An unusual plan to commemorate the late Queen Elizabeth the Queen Mother by building the world's longest rope footbridge has divided one of the north of England's most picturesque valleys.
The huge, undulating structure would be slung across the steep river Tees gorge near the town of Barnard Castle as part of a ?4.5 million woodland adventure park -- derided as "Disneyland in Teesdale" -- which is applying for funds from the UK's national lottery.
Although the Queen Mother had no known interest in rope bridges, her family, the Bowes-Lyons, own huge tracts of land in the Tees Valley.
The 180m combination of rope, cable and wooden slats would comfortably capture the world record, beating the current holder, Vancouver's Capilano suspension rope bridge, by 45m.
"It would be unique in Britain, a world-class attraction," said a local businessman, Chris Dauber, the secretary of Teesdale Marketing, which is trying to revive the area's declining economy.
"Tourism is a powerful asset for us.

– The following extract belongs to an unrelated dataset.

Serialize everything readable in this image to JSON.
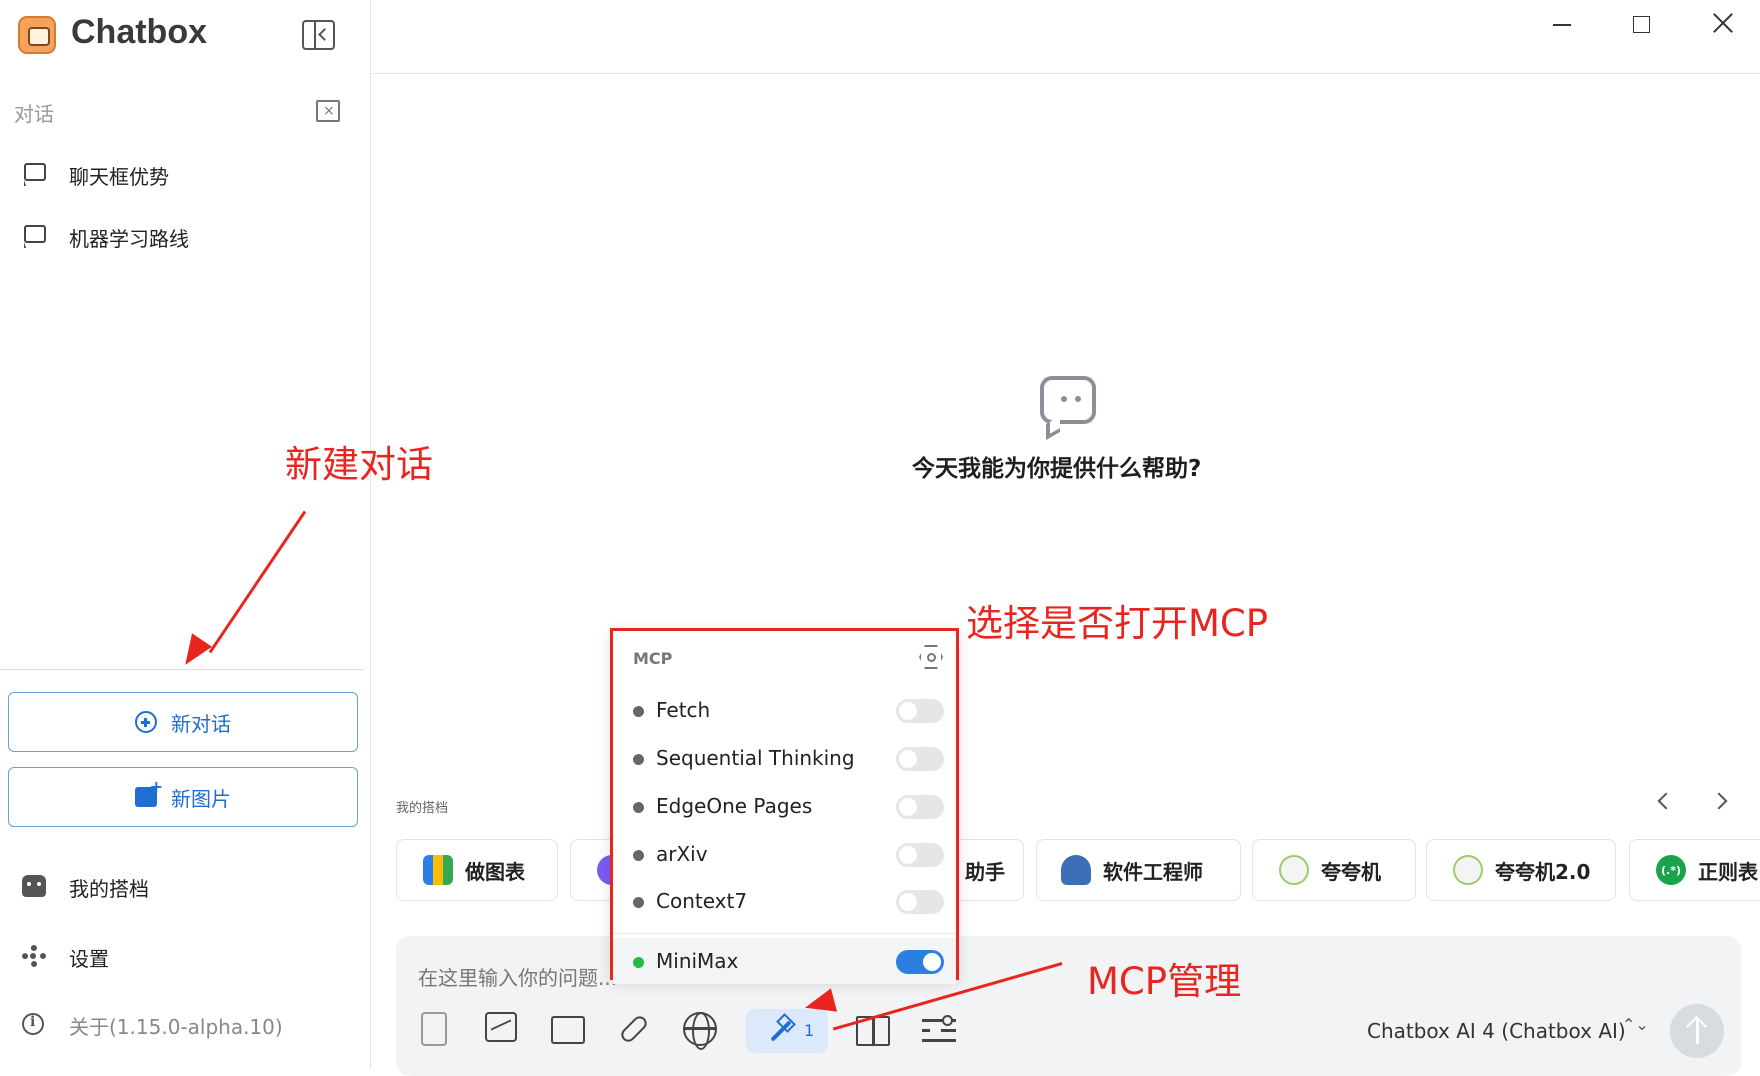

Our local population isn't large enough to support thriving town centers so we need new employment and wealth generation; new reasons for new people to come and spend money here.
"The only really big attraction we have here is the Bowes Museum, which -- magnificent though it is -- isn't enough to bring in the numbers we need."
Opponents are concerned that the adventure park, sprawling round the ruined abutments of an old railway viaduct, would initially swamp the quiet area with visitors and then become an albatross as interest waned.
Ian Moorhouse, chairman of the Teesdale branch of the Council for the Protection of Rural England, said: "It appears to be a wholly unsuitable structure, totally out of keeping with its surroundings.
We might agree that the local economy could benefit from a boost in tourism but none of us believe that this is it. It's a potential white elephant which could become a drain on local resources."
The plan would create 80 full-time jobs, according to details submitted to the local Teesdale district council.
The bridge is also facing opposition from the 700 members of Barnard Castle golf club, whose activities risk making crossing the bridge more exciting than intended. The club secretary, John Kilgarriff, said the approach to the proposed park was "peppered daily with full-blasted drives at two of our best holes."
"They have offered to put up a screen but it would have to be at least 30ft high to guarantee that no one got hit, and that's impractical," he said.
"The only alternative would be to close those two holes and as we've no room to create new ones that would mean the end of the golf club."
The Council for the Protection of Rural England has asked for a meeting with Teesdale Marketing and the district council, while further surveys of the site and the viaduct remains are conducted.